Daniel Darc era una de esas almas abastardadas, indómitas, desafiantes, una personalidad en permanente exceso, un punk ilustrado, un maudit. En los últimos tiempos, este músico parisino era un tatuaje andante; apenas le quedaba piel en la que dibujar algo, como si quisiera mostrar por fuera, a modo de espejo, esa alma suya tatuada de inconformismo y dolor existencial. Teloneaba a Talking Heads en 1979 con su primer grupo, Taxi Girl —y aquí vienen los datos sórdidos que tanto nos gustan— cuando se cortó las venas sobre el escenario. Un par de años después la banda alcanzó cierta popularidad con Cherchez le garçon. Al desmembrarse el grupo (estaba también el hoy popularísimo productor Mirwais, Madonna lo sabe), Darc continuó la búsqueda en solitario, dando más traspiés de los aconsejables para hacer carrera. Demasiadas adicciones y cierta querencia por dar con sus huesos en prisión. En 2004 sus astros se le alinearon por fin y resurgió con Crevecoeur (Water Music). Acaparó algo de popularidad, lo que le permitió otro par de álbumes notables.

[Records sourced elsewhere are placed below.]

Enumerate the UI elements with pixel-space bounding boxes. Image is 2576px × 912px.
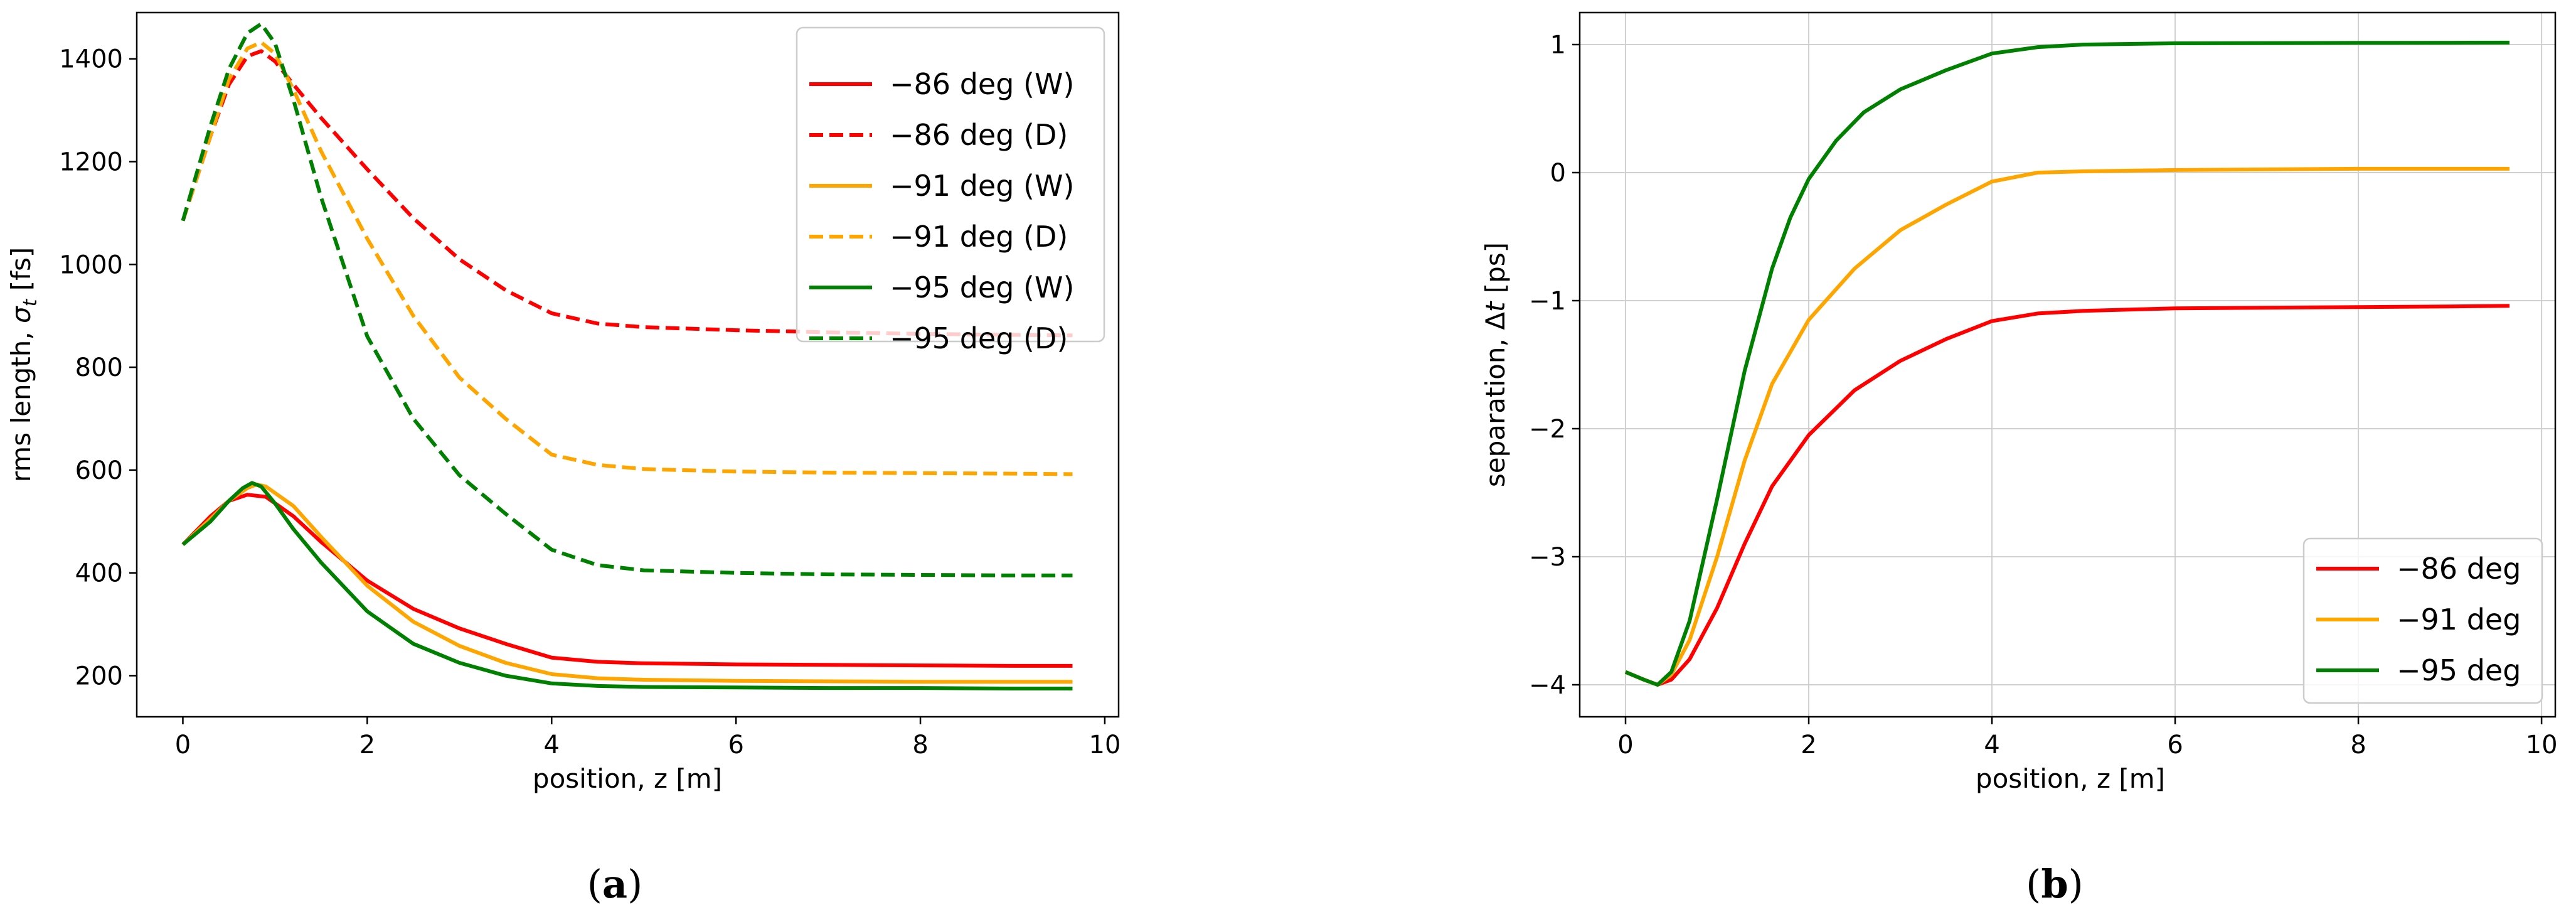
panel-a-series-group [181, 22, 1073, 690]
x-tick-label: 8 [912, 731, 928, 759]
legend-entry-label: −91 deg (W) [890, 169, 1074, 203]
panel-a-caption: (a) [587, 861, 643, 907]
legend-entry-label: −95 deg (D) [890, 321, 1068, 355]
legend-entry-label: −95 deg (W) [890, 271, 1074, 304]
x-tick-label: 6 [2167, 731, 2183, 759]
x-tick-label: 4 [544, 731, 560, 759]
series-line-3 [181, 482, 1073, 684]
panel-b-ylabel: separation, Δt [ps] [1480, 242, 1511, 487]
series-line-1 [181, 493, 1073, 668]
y-tick-label: −1 [1529, 287, 1566, 316]
legend-entry-label: −86 deg (W) [890, 67, 1074, 101]
legend-entry-label: −86 deg (D) [890, 118, 1068, 152]
y-tick-label: −3 [1529, 543, 1566, 572]
y-tick-label: 400 [75, 559, 123, 588]
panel-b-xlabel: position, z [m] [1976, 763, 2165, 794]
y-tick-label: 1200 [59, 148, 123, 177]
x-tick-label: 8 [2350, 731, 2366, 759]
series-line-1 [1624, 304, 2510, 687]
y-tick-label: 800 [75, 353, 123, 382]
x-tick-label: 10 [1089, 731, 1121, 759]
y-tick-label: 200 [75, 662, 123, 690]
series-line-4 [181, 40, 1073, 476]
panel-b-series-group [1624, 40, 2510, 687]
y-tick-label: 1400 [59, 45, 123, 74]
panel-b-plot-frame [1578, 11, 2557, 718]
series-line-3 [1624, 40, 2510, 687]
x-tick-label: 0 [175, 731, 191, 759]
panel-b-chart: 0 2 4 6 8 10 −4 −3 −2 −1 0 1 position, z [m] separa… [1480, 11, 2558, 907]
x-tick-label: 2 [1801, 731, 1816, 759]
panel-a-chart: 0 2 4 6 8 10 200 400 600 800 1000 1200 1400 position… [6, 11, 1121, 907]
y-tick-label: −4 [1529, 671, 1566, 700]
panel-a-plot-frame [136, 11, 1120, 718]
y-tick-label: −2 [1529, 415, 1566, 444]
series-line-6 [181, 22, 1073, 577]
x-tick-label: 6 [728, 731, 743, 759]
x-tick-label: 4 [1984, 731, 1999, 759]
legend-entry-label: −86 deg [2397, 552, 2521, 586]
y-tick-label: 1000 [59, 250, 123, 279]
y-tick-label: 1 [1550, 31, 1566, 60]
panel-b-legend: −86 deg −91 deg −95 deg [2302, 537, 2543, 704]
legend-entry-label: −91 deg [2397, 603, 2521, 636]
y-tick-label: 0 [1550, 159, 1566, 188]
series-line-5 [181, 481, 1073, 690]
legend-box [2302, 537, 2543, 704]
panel-a-ylabel: rms length, σt [fs] [6, 247, 41, 482]
panel-a-legend: −86 deg (W) −86 deg (D) −91 deg (W) −91 deg… [796, 26, 1105, 355]
legend-entry-label: −95 deg [2397, 653, 2521, 687]
x-tick-label: 2 [359, 731, 375, 759]
y-tick-label: 600 [75, 456, 123, 485]
x-tick-label: 10 [2526, 731, 2558, 759]
panel-a-xlabel: position, z [m] [533, 763, 722, 794]
legend-box [796, 26, 1105, 343]
legend-entry-label: −91 deg (D) [890, 220, 1068, 254]
panel-b-caption: (b) [2026, 861, 2084, 907]
x-tick-label: 0 [1617, 731, 1633, 759]
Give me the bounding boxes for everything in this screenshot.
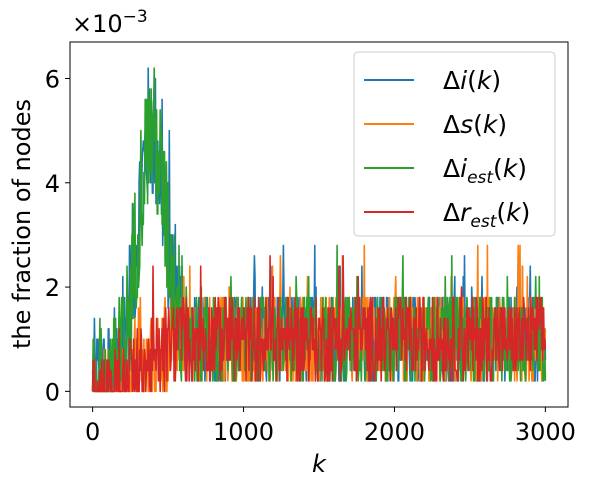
series-layer (91, 67, 547, 393)
plot-frame (69, 41, 569, 408)
x-tick-label: 3000 (515, 418, 576, 446)
y-scale-factor-base: ×10−3 (72, 7, 148, 38)
y-scale-factor-exponent: −3 (123, 7, 148, 27)
y-tick-label: 4 (45, 170, 60, 198)
x-tick-label: 1000 (213, 418, 274, 446)
y-scale-factor: ×10−3 (72, 7, 148, 38)
legend-box (353, 51, 556, 237)
y-axis-label: the fraction of nodes (8, 99, 36, 349)
x-tick-label: 0 (85, 418, 100, 446)
series-line-dr-est (91, 255, 547, 393)
x-axis-label: k (312, 450, 327, 478)
y-tick-label: 2 (45, 274, 60, 302)
legend-label-ds: Δs(k) (443, 110, 507, 139)
legend-label-dr-est: Δrest(k) (443, 198, 530, 232)
legend: Δi(k) Δs(k) Δiest(k) Δrest(k) (353, 51, 556, 237)
y-tick-label: 0 (45, 378, 60, 406)
legend-label-di-est: Δiest(k) (443, 154, 527, 188)
y-axis: 0 2 4 6 (45, 66, 70, 406)
x-axis: 0 1000 2000 3000 (85, 407, 576, 446)
legend-label-di: Δi(k) (443, 66, 501, 95)
x-tick-label: 2000 (364, 418, 425, 446)
y-tick-label: 6 (45, 66, 60, 94)
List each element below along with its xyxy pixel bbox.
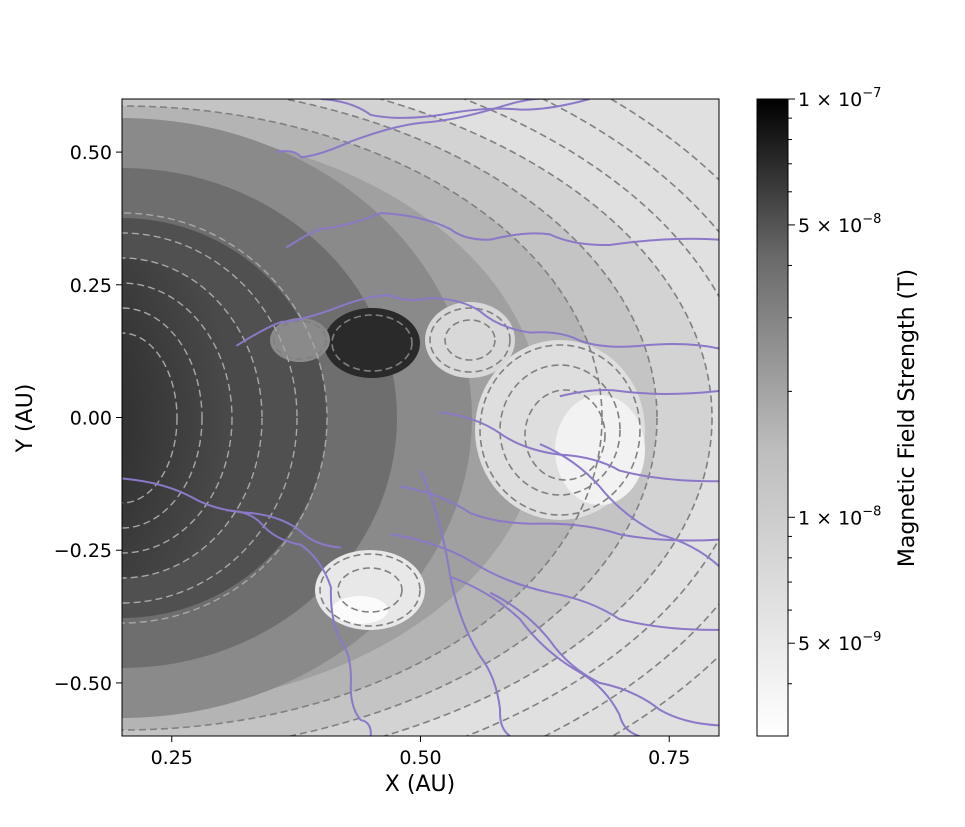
heatmap-field — [122, 99, 719, 736]
field-line — [390, 533, 719, 631]
colorbar-tick-label: 1 × 10−8 — [798, 504, 881, 529]
field-line — [400, 485, 719, 542]
contour-line — [429, 307, 511, 373]
x-tick-label: 0.25 — [151, 747, 193, 769]
field-lines — [122, 99, 719, 736]
contour-line — [377, 99, 713, 736]
field-line — [226, 509, 372, 736]
field-line — [276, 99, 550, 159]
contour-line — [122, 212, 328, 624]
x-axis: 0.25 0.50 0.75 — [151, 736, 690, 769]
colorbar-tick-label: 5 × 10−8 — [798, 212, 881, 237]
field-line — [539, 443, 719, 567]
contour-line — [524, 389, 606, 481]
bright-spot — [555, 395, 645, 505]
contour-line — [122, 332, 178, 504]
y-tick-label: −0.50 — [54, 673, 112, 695]
y-axis-label: Y (AU) — [13, 384, 38, 454]
contour-line — [122, 257, 263, 579]
contour-line — [122, 307, 203, 529]
field-line — [450, 575, 640, 736]
contour-line — [499, 364, 621, 496]
contour-line — [479, 344, 641, 516]
contour-line — [444, 319, 496, 361]
contour-line — [280, 99, 658, 736]
field-line — [285, 212, 719, 249]
contour-line — [337, 567, 403, 613]
contour-line — [122, 282, 233, 554]
colorbar-tick-label: 1 × 10−7 — [798, 86, 881, 111]
x-axis-label: X (AU) — [385, 772, 455, 797]
contour-lines-inner — [122, 212, 328, 624]
contour-line — [331, 314, 413, 372]
field-line — [489, 591, 719, 727]
field-line — [419, 470, 511, 736]
field-line — [122, 477, 341, 549]
field-core — [122, 258, 262, 578]
contour-line — [273, 320, 327, 360]
y-tick-label: −0.25 — [54, 540, 112, 562]
colorbar-label: Magnetic Field Strength (T) — [895, 269, 920, 567]
field-line — [235, 294, 719, 350]
colorbar-tick-label: 5 × 10−9 — [798, 630, 881, 655]
contour-line — [319, 553, 421, 627]
bright-spot-lower — [332, 596, 388, 624]
y-tick-label: 0.00 — [70, 408, 112, 430]
contour-line — [122, 232, 298, 604]
light-node — [270, 318, 330, 362]
dark-node — [324, 308, 420, 378]
y-tick-label: 0.25 — [70, 275, 112, 297]
field-line — [320, 99, 590, 119]
field-line — [559, 389, 719, 398]
contour-lines — [122, 99, 719, 736]
x-tick-label: 0.50 — [399, 747, 441, 769]
y-axis: 0.50 0.25 0.00 −0.25 −0.50 — [54, 142, 122, 695]
colorbar — [756, 98, 789, 737]
contour-line — [122, 105, 603, 731]
y-tick-label: 0.50 — [70, 142, 112, 164]
colorbar-ticks: 1 × 10−7 5 × 10−8 1 × 10−8 5 × 10−9 — [788, 86, 881, 685]
bright-region-upper — [425, 302, 515, 378]
x-tick-label: 0.75 — [648, 747, 690, 769]
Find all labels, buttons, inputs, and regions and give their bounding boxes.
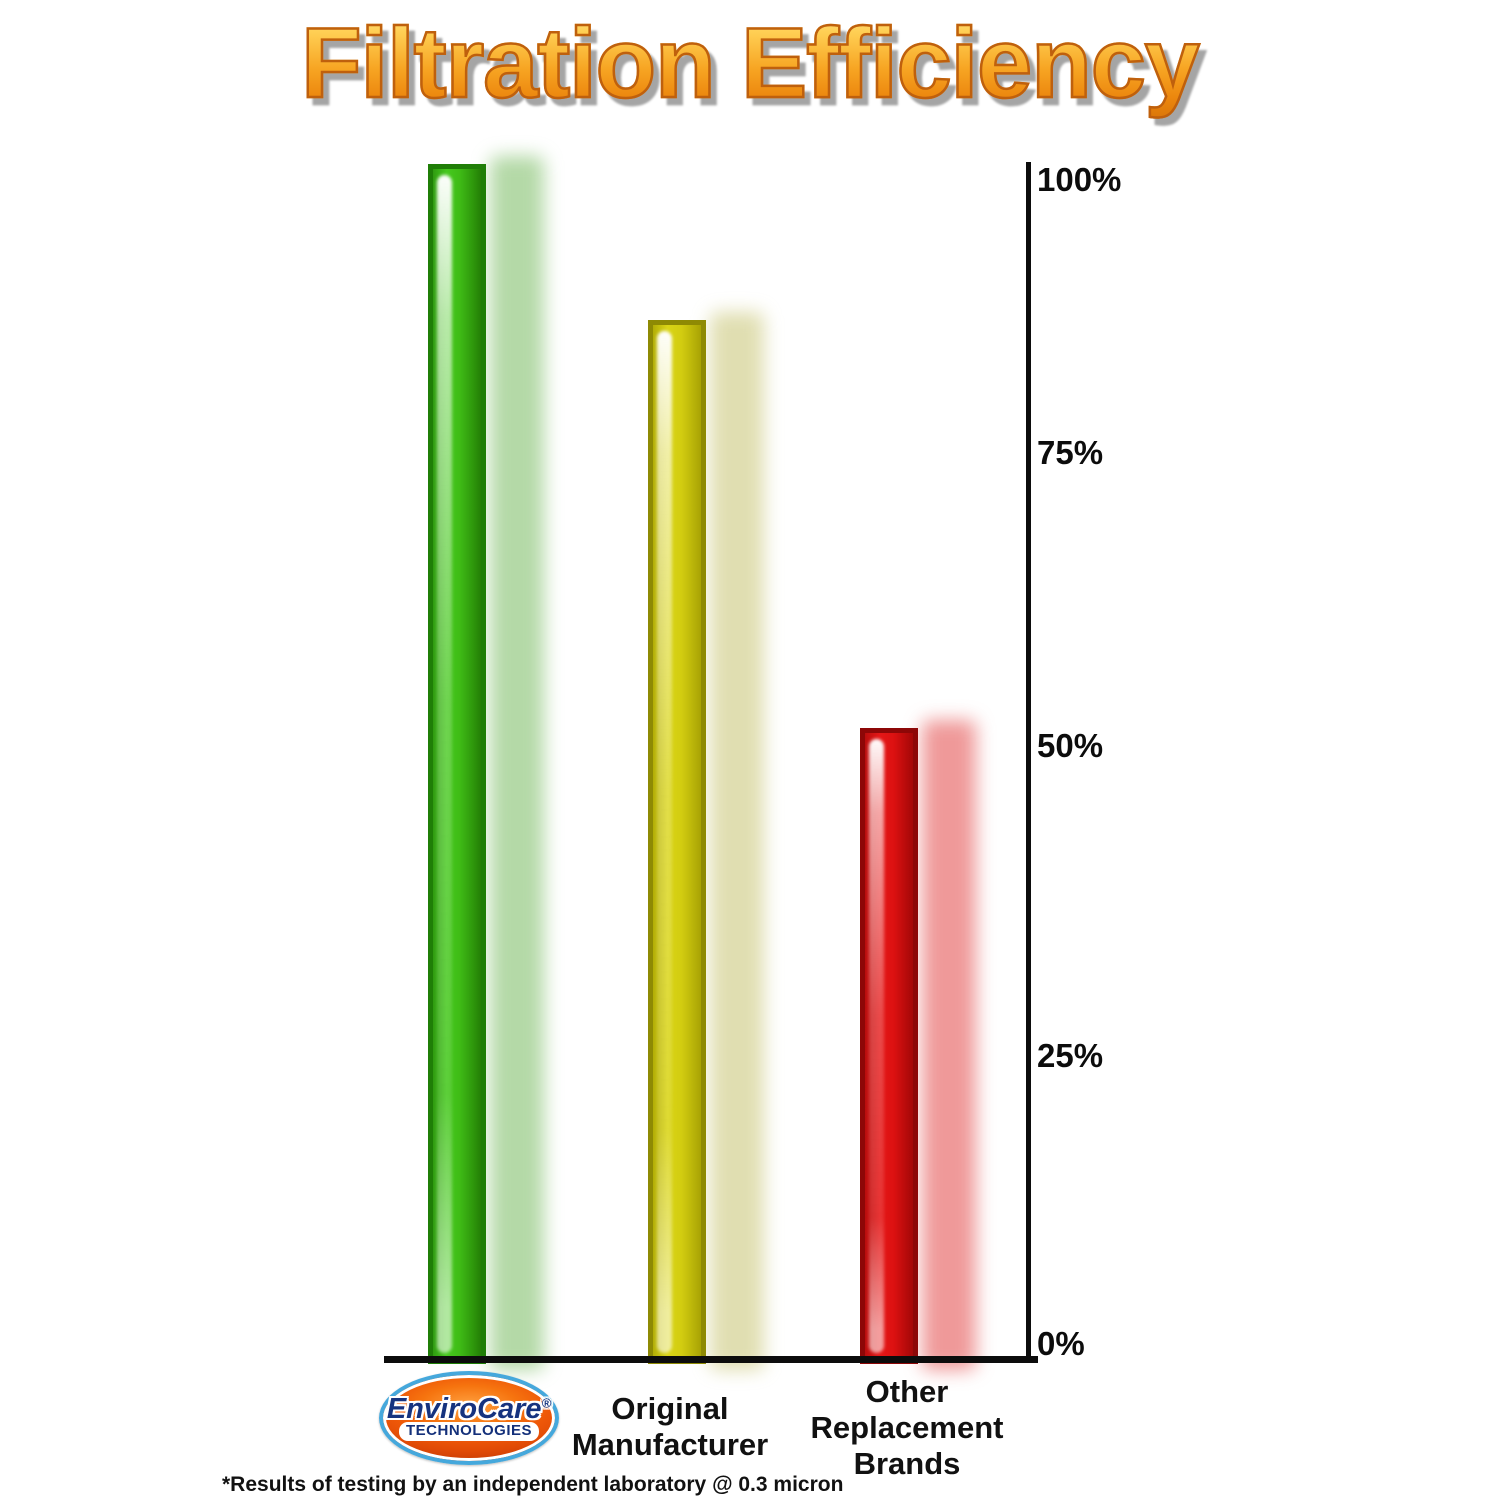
y-tick-label-50: 50%: [1037, 727, 1104, 764]
logo-brand-text: EnviroCare®: [386, 1393, 552, 1426]
x-label-original-manufacturer: Original Manufacturer: [535, 1391, 805, 1463]
bar-other-brands: [860, 728, 918, 1364]
envirocare-logo: EnviroCare® TECHNOLOGIES: [379, 1371, 559, 1465]
x-label-line: Manufacturer: [571, 1427, 769, 1462]
y-tick-label-100: 100%: [1037, 161, 1122, 198]
x-label-line: Replacement: [810, 1410, 1004, 1445]
bar-envirocare: [428, 164, 486, 1364]
bar-glow-original-manufacturer: [710, 312, 764, 1370]
bar-glow-envirocare: [490, 156, 544, 1370]
bar-original-manufacturer: [648, 320, 706, 1364]
y-tick-label-25: 25%: [1037, 1037, 1104, 1074]
x-label-line: Original: [611, 1391, 729, 1426]
y-axis-line: [1026, 162, 1031, 1362]
x-axis-line: [384, 1356, 1038, 1363]
registered-trademark-symbol: ®: [541, 1395, 552, 1411]
logo-subtitle-text: TECHNOLOGIES: [398, 1422, 539, 1441]
x-label-line: Brands: [853, 1446, 961, 1481]
footnote: *Results of testing by an independent la…: [222, 1473, 844, 1496]
y-tick-label-75: 75%: [1037, 434, 1104, 471]
chart-title: Filtration Efficiency: [0, 6, 1500, 120]
bar-glow-other-brands: [922, 720, 976, 1370]
y-tick-label-0: 0%: [1037, 1325, 1085, 1362]
x-label-other-replacement-brands: Other Replacement Brands: [772, 1374, 1042, 1482]
x-label-line: Other: [865, 1374, 949, 1409]
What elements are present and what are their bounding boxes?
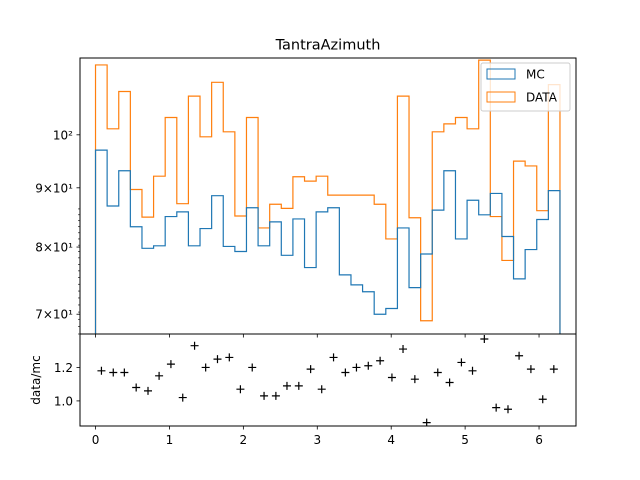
top-y-tick-label: 9×10¹ (35, 181, 73, 195)
ratio-point (457, 358, 466, 367)
ratio-point (352, 363, 361, 372)
legend-data-label: DATA (526, 91, 558, 105)
ratio-point (190, 341, 199, 350)
ratio-point (538, 395, 547, 404)
ratio-point (515, 351, 524, 360)
x-tick-label: 0 (92, 433, 100, 447)
legend: MC DATA (480, 62, 571, 112)
ratio-point (480, 335, 489, 344)
ratio-point (399, 345, 408, 354)
ratio-point (410, 375, 419, 384)
x-tick-label: 1 (166, 433, 174, 447)
ratio-point (166, 360, 175, 369)
ratio-point (468, 366, 477, 375)
ratio-point (306, 365, 315, 374)
bottom-panel: 1.0 1.2 data/mc (29, 333, 577, 427)
bottom-y-tick-label: 1.0 (54, 394, 73, 408)
bottom-panel-frame (79, 333, 577, 427)
top-panel: 7×10¹ 8×10¹ 9×10¹ 10² MC DATA (35, 57, 577, 335)
ratio-point (282, 381, 291, 390)
ratio-point (260, 391, 269, 400)
ratio-point (422, 418, 431, 426)
chart-title: TantraAzimuth (275, 38, 381, 54)
ratio-point (364, 361, 373, 370)
ratio-point (236, 385, 245, 394)
ratio-point (317, 385, 326, 394)
ratio-points (97, 335, 558, 426)
top-histograms (94, 59, 561, 334)
ratio-point (97, 366, 106, 375)
ratio-point (433, 368, 442, 377)
ratio-point (132, 383, 141, 392)
ratio-point (109, 368, 118, 377)
top-y-tick-label: 8×10¹ (35, 241, 73, 255)
ratio-point (341, 368, 350, 377)
ratio-point (248, 363, 257, 372)
ratio-point (526, 365, 535, 374)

Las drogas le habían salvado la vida, decía. De hecho, fue un polémico defensor de ellas. Pero un cóctel de alcohol y barbitúricos acabó con él a los 53 años el último día de febrero el breve. En «J’irai au paradis» —segundo corte de Amours supremes (Water Music, 2008) escribió: cuando muera iré al Cielo / porque me he pasado la vida en el Infierno. Así sea; seguro que lo hace más interesante.